Али-паша насмешливо дёрнул углом рта:

   — На то и война, чтоб убивать.

   — Они же при мне — резиденте! — состояли, а не в войске.

   — Дикие народы цивильных законов не чтят, — развёл руки Али-паша...

Вопреки ожиданиям Веселицкого, Долгоруков не проявил бдительности и, не долго думая, прислал 1 августа Али-паше согласие на перевод флота и войска к Кафе. Янычары без промедления стали грузиться на корабли, а конницу паша отправил к крепости сухим путём, по прибрежным горным дорогам.

3 августа флот, выстроившись в кильватерную колонну, покинул опустевшую и притихшую Алушту. При хорошем ветре путь к Кафе занимал не более пяти часов, но налетевший вскоре затяжной шторм разметал суда вдоль побережья, и на кафинский рейд остатки флота вышли лишь спустя три дня.

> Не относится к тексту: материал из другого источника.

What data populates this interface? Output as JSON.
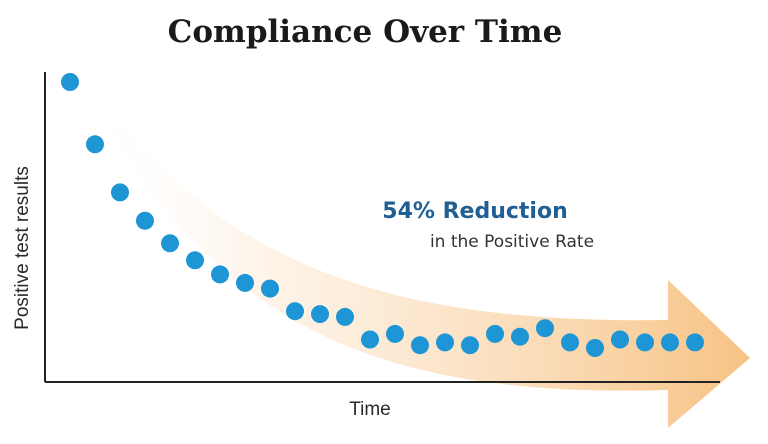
{
  "chart_data": {
    "type": "scatter",
    "title": "Compliance Over Time",
    "xlabel": "Time",
    "ylabel": "Positive test results",
    "x": [
      1,
      2,
      3,
      4,
      5,
      6,
      7,
      8,
      9,
      10,
      11,
      12,
      13,
      14,
      15,
      16,
      17,
      18,
      19,
      20,
      21,
      22,
      23,
      24,
      25,
      26
    ],
    "y": [
      100,
      78,
      61,
      51,
      43,
      37,
      32,
      29,
      27,
      19,
      18,
      17,
      9,
      11,
      7,
      8,
      7,
      11,
      10,
      13,
      8,
      6,
      9,
      8,
      8,
      8
    ],
    "xlim": [
      0,
      27
    ],
    "ylim": [
      0,
      100
    ],
    "grid": false,
    "annotation": {
      "headline": "54% Reduction",
      "subline": "in the Positive Rate"
    },
    "colors": {
      "points": "#1e95d4",
      "headline": "#1f5f93",
      "arrow": "#f7c283",
      "axis": "#222222"
    }
  }
}
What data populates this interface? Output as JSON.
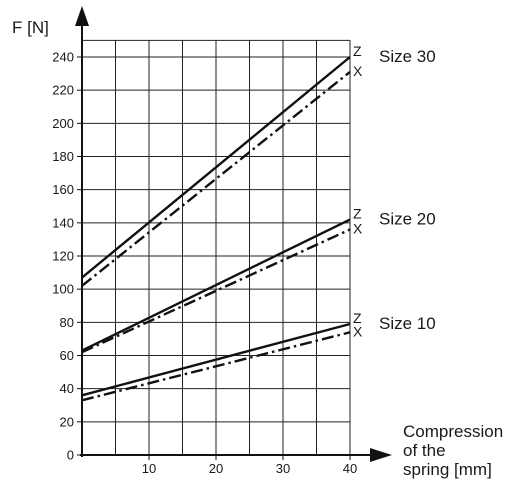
{
  "chart_data": {
    "type": "line",
    "ylabel": "F [N]",
    "xlabel_lines": [
      "Compression",
      "of the",
      "spring [mm]"
    ],
    "xlim": [
      0,
      40
    ],
    "ylim": [
      0,
      250
    ],
    "x_ticks": [
      10,
      20,
      30,
      40
    ],
    "y_ticks": [
      0,
      20,
      40,
      60,
      80,
      100,
      120,
      140,
      160,
      180,
      200,
      220,
      240
    ],
    "grid": true,
    "grid_x_step": 5,
    "grid_y_step": 20,
    "groups": [
      {
        "label": "Size 30",
        "series": [
          {
            "name": "Z",
            "style": "solid",
            "x": [
              0,
              40
            ],
            "y": [
              107,
              240
            ]
          },
          {
            "name": "X",
            "style": "dashdot",
            "x": [
              0,
              40
            ],
            "y": [
              102,
              231
            ]
          }
        ]
      },
      {
        "label": "Size 20",
        "series": [
          {
            "name": "Z",
            "style": "solid",
            "x": [
              0,
              40
            ],
            "y": [
              63,
              142
            ]
          },
          {
            "name": "X",
            "style": "dashdot",
            "x": [
              0,
              40
            ],
            "y": [
              62,
              136
            ]
          }
        ]
      },
      {
        "label": "Size 10",
        "series": [
          {
            "name": "Z",
            "style": "solid",
            "x": [
              0,
              40
            ],
            "y": [
              36,
              79
            ]
          },
          {
            "name": "X",
            "style": "dashdot",
            "x": [
              0,
              40
            ],
            "y": [
              33,
              74
            ]
          }
        ]
      }
    ]
  }
}
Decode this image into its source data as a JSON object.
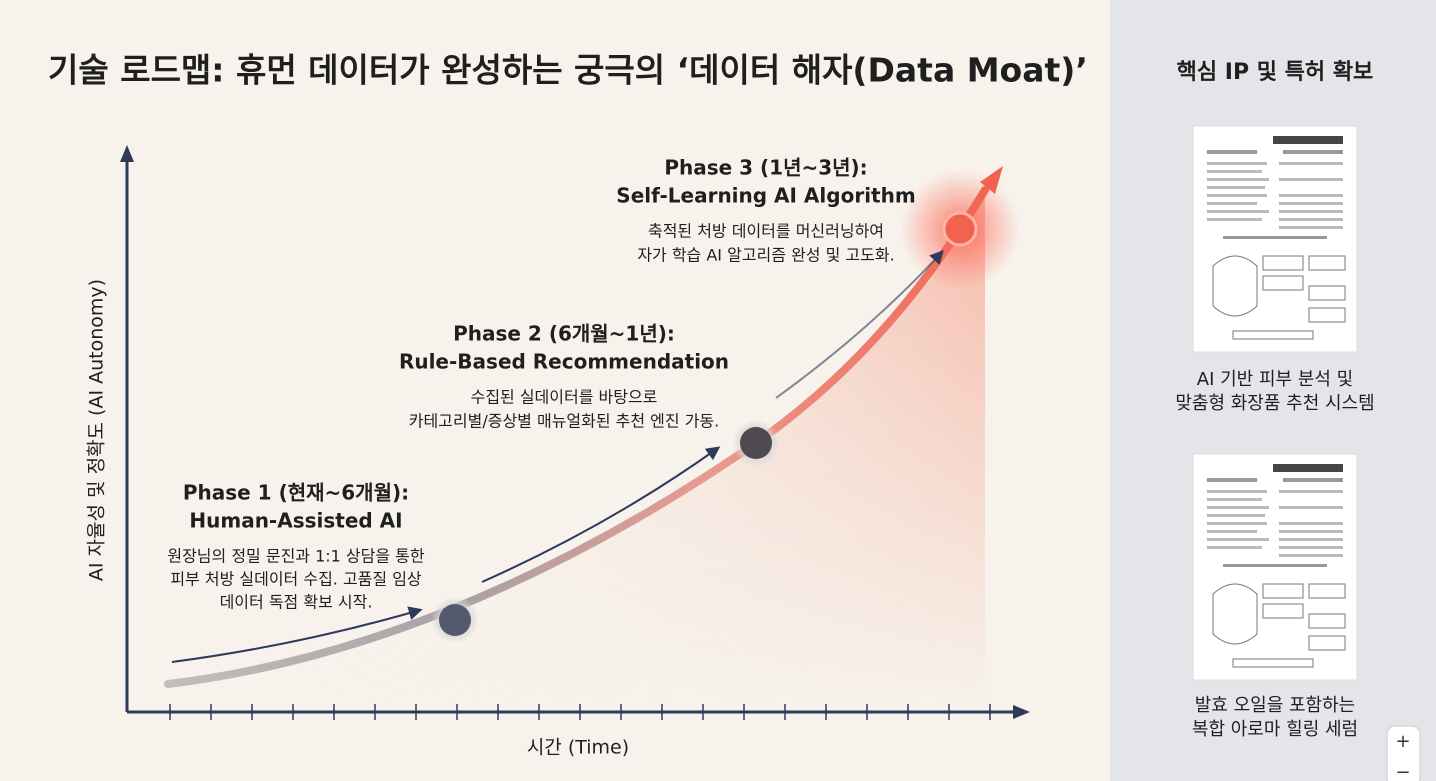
{
  "title": "기술 로드맵: 휴먼 데이터가 완성하는 궁극의 ‘데이터 해자(Data Moat)’",
  "diagram": {
    "y_axis_label": "AI 자율성 및 정확도 (AI Autonomy)",
    "x_axis_label": "시간 (Time)",
    "phases": [
      {
        "title": "Phase 1 (현재~6개월):",
        "subtitle": "Human-Assisted AI",
        "description": [
          "원장님의 정밀 문진과 1:1 상담을 통한",
          "피부 처방 실데이터 수집. 고품질 임상",
          "데이터 독점 확보 시작."
        ]
      },
      {
        "title": "Phase 2 (6개월~1년):",
        "subtitle": "Rule-Based Recommendation",
        "description": [
          "수집된 실데이터를 바탕으로",
          "카테고리별/증상별 매뉴얼화된 추천 엔진 가동."
        ]
      },
      {
        "title": "Phase 3 (1년~3년):",
        "subtitle": "Self-Learning AI Algorithm",
        "description": [
          "축적된 처방 데이터를 머신러닝하여",
          "자가 학습 AI 알고리즘 완성 및 고도화."
        ]
      }
    ]
  },
  "sidebar": {
    "title": "핵심 IP 및 특허 확보",
    "patents": [
      {
        "caption": [
          "AI 기반 피부 분석 및",
          "맞춤형 화장품 추천 시스템"
        ]
      },
      {
        "caption": [
          "발효 오일을 포함하는",
          "복합 아로마 힐링 세럼"
        ]
      }
    ]
  },
  "zoom_controls": [
    "+",
    "−"
  ]
}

Ещё два дня корабли стояли на якоре, настороженно нацелив пушки на крепость. (Татарский Алим-Гирей-султан уведомил пашу, что Кафа заминирована русскими и будет взорвана, едва турки ступят на берег). Веселицкий обозвал султана лжецом и заверил Али-пашу, что крепость совершенно безопасна.

Отряды янычар осторожно высадились в гавани, придирчиво осмотрели крепость, каждый дом, каждый подвал и, убедившись, что никто ничего не минировал, быстро заняли все окрестности.

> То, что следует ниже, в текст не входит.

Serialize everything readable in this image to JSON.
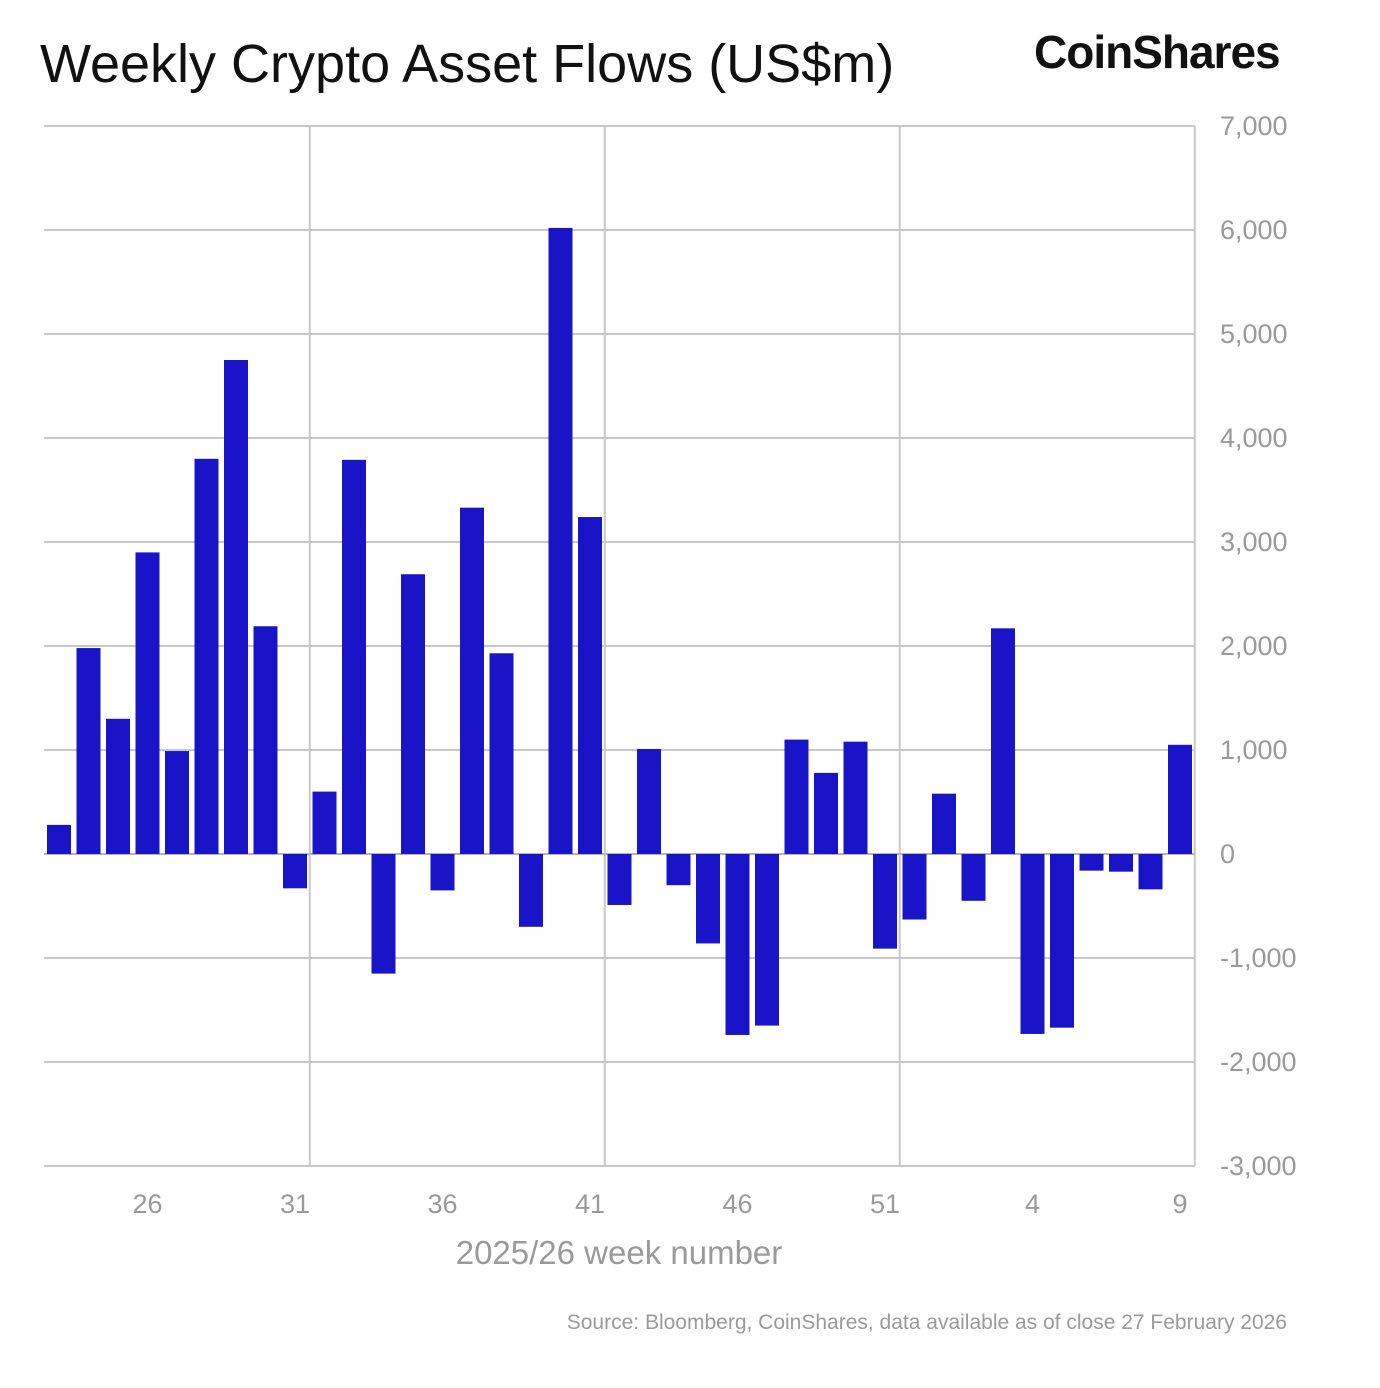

Вскоре Али-паша, сошедший на берег под гром корабельных пушек, потребовал доставить к нему Веселицкого, по-прежнему содержавшегося на «Патроне».

   — Скажи мне по-приятельски, — вкрадчиво спросил он резидента, — смеет ли кто из российских чиновников, преследуя свой интерес, написать и обнародовать что-нибудь ложное о политических делах империи?

Веселицкий уверенно ответил:

   — Только изменник, коему жизнь наскучила! Ибо любой, кто на такую дерзость отважится, живота лишён будет немедленно.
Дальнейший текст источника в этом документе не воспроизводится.